Extensive investigations into the causes, development, and aftermath of the event have been ongoing. Based on them, Homeland Security Today is publishing a series of articles under the series headline “Lessons Learned from the Camp Fire”. The three so far published are:
To illustrate how useful those lessons are, here are some excerpts from the third article in the series.
LESSON 1: Stay Calm
There will come a moment when you realize that the normal flow of events has been broken – when you see some awful development with dangerous implications for your safety and think, “Oh, this is really happening.”

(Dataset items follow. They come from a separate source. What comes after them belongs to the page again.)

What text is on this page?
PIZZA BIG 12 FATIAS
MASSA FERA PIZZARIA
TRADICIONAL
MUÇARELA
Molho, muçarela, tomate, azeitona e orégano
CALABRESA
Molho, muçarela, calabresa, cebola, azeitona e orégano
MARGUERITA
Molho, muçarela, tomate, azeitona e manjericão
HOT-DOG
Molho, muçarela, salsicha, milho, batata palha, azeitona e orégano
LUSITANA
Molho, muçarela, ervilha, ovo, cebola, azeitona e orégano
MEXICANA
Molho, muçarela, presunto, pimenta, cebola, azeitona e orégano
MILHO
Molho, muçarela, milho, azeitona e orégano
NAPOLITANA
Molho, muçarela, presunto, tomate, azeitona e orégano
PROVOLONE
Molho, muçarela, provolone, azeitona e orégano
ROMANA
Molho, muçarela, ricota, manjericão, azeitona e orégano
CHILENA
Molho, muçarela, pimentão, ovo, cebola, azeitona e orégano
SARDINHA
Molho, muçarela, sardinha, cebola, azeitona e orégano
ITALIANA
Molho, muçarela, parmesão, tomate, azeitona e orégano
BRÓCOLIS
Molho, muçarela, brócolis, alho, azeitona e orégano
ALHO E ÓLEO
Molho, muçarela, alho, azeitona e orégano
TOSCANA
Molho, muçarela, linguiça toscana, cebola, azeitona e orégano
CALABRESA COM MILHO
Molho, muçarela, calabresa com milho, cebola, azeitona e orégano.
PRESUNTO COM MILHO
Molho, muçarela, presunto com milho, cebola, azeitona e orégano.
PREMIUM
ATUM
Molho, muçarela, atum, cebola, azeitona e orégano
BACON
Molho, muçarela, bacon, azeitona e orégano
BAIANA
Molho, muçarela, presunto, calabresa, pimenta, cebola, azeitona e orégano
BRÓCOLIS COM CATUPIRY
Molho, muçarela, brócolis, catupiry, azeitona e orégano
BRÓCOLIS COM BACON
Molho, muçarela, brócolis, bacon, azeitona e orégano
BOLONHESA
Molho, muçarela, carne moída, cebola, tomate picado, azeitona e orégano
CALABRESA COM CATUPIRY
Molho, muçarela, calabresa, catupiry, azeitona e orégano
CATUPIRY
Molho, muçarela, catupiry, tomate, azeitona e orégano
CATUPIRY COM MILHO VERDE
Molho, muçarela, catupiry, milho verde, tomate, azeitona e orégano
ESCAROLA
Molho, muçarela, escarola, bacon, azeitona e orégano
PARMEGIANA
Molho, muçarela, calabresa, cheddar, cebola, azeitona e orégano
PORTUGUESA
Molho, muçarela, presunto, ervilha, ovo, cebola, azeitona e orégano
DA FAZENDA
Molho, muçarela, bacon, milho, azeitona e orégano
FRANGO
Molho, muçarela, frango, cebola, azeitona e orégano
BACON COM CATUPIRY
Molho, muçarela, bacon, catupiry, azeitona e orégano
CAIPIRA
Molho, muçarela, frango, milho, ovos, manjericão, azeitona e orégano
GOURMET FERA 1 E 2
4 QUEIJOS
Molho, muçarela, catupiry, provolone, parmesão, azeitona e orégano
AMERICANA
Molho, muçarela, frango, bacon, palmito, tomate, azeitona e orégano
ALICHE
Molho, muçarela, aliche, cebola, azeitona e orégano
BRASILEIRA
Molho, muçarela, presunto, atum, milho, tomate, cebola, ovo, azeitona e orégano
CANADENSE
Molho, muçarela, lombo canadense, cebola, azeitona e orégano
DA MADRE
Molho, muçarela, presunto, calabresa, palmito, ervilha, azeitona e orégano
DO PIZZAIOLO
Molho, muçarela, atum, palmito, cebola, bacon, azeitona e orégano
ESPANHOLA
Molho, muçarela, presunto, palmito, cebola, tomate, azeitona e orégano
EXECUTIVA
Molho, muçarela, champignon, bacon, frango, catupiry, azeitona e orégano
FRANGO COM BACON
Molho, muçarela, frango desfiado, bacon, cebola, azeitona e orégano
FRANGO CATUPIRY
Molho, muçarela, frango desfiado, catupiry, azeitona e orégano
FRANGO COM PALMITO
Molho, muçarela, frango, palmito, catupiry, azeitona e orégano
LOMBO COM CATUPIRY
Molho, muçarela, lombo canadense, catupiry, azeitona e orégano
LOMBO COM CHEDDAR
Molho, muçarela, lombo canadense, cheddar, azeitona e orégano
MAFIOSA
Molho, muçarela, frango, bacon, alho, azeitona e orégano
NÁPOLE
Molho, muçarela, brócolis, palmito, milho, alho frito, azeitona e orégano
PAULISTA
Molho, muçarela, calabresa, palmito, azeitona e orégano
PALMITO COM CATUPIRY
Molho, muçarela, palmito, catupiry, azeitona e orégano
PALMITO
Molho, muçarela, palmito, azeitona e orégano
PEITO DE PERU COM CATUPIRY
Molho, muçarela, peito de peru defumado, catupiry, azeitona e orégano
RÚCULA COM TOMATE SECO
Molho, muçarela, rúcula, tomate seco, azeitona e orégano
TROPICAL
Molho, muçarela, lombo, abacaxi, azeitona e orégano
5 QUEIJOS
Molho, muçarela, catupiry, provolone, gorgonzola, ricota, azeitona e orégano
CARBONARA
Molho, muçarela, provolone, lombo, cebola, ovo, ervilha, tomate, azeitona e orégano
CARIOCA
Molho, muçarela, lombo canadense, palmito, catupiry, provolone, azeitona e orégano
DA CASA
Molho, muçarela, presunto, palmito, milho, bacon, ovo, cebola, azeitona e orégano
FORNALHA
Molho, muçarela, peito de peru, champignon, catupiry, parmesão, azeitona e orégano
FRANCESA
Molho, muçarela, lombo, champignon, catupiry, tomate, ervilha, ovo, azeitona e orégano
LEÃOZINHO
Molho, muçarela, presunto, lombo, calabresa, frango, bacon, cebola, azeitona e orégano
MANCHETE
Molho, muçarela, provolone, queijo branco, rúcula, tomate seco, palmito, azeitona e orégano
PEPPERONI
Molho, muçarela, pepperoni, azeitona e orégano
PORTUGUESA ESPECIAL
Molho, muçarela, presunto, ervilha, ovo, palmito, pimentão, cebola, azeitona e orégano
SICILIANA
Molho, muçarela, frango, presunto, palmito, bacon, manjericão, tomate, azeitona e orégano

That is the moment to rely on yourself and your preparation and get to work. That is the moment to stay calm and assure those around you … keeping your cool may prevent you from making a rash mistake that stops you altogether.
In our evacuation, those who made snap decisions to drive around the flow of traffic, up on curbs and whatnot, often found themselves mired in ditches or running over something that flattened their tires. They went from moving very fast to not moving at all.
Calfire Chief John Messina had a memorable term for this lesson: “Sometimes slow is smooth, and smooth is fast.”
LESSON 2: If You’re Asking, “Should We Evacuate?” LEAVE NOW
A retired firefighter who has watched wildfires get bigger, faster and deadlier since the 1970s said this best: “If it occurs to you that you need to evacuate, you already should have evacuated” … Because it takes us a little while to discern the gravity of our reality, by the time we realize mortal danger is at play, it is likely the moment to leave has already passed.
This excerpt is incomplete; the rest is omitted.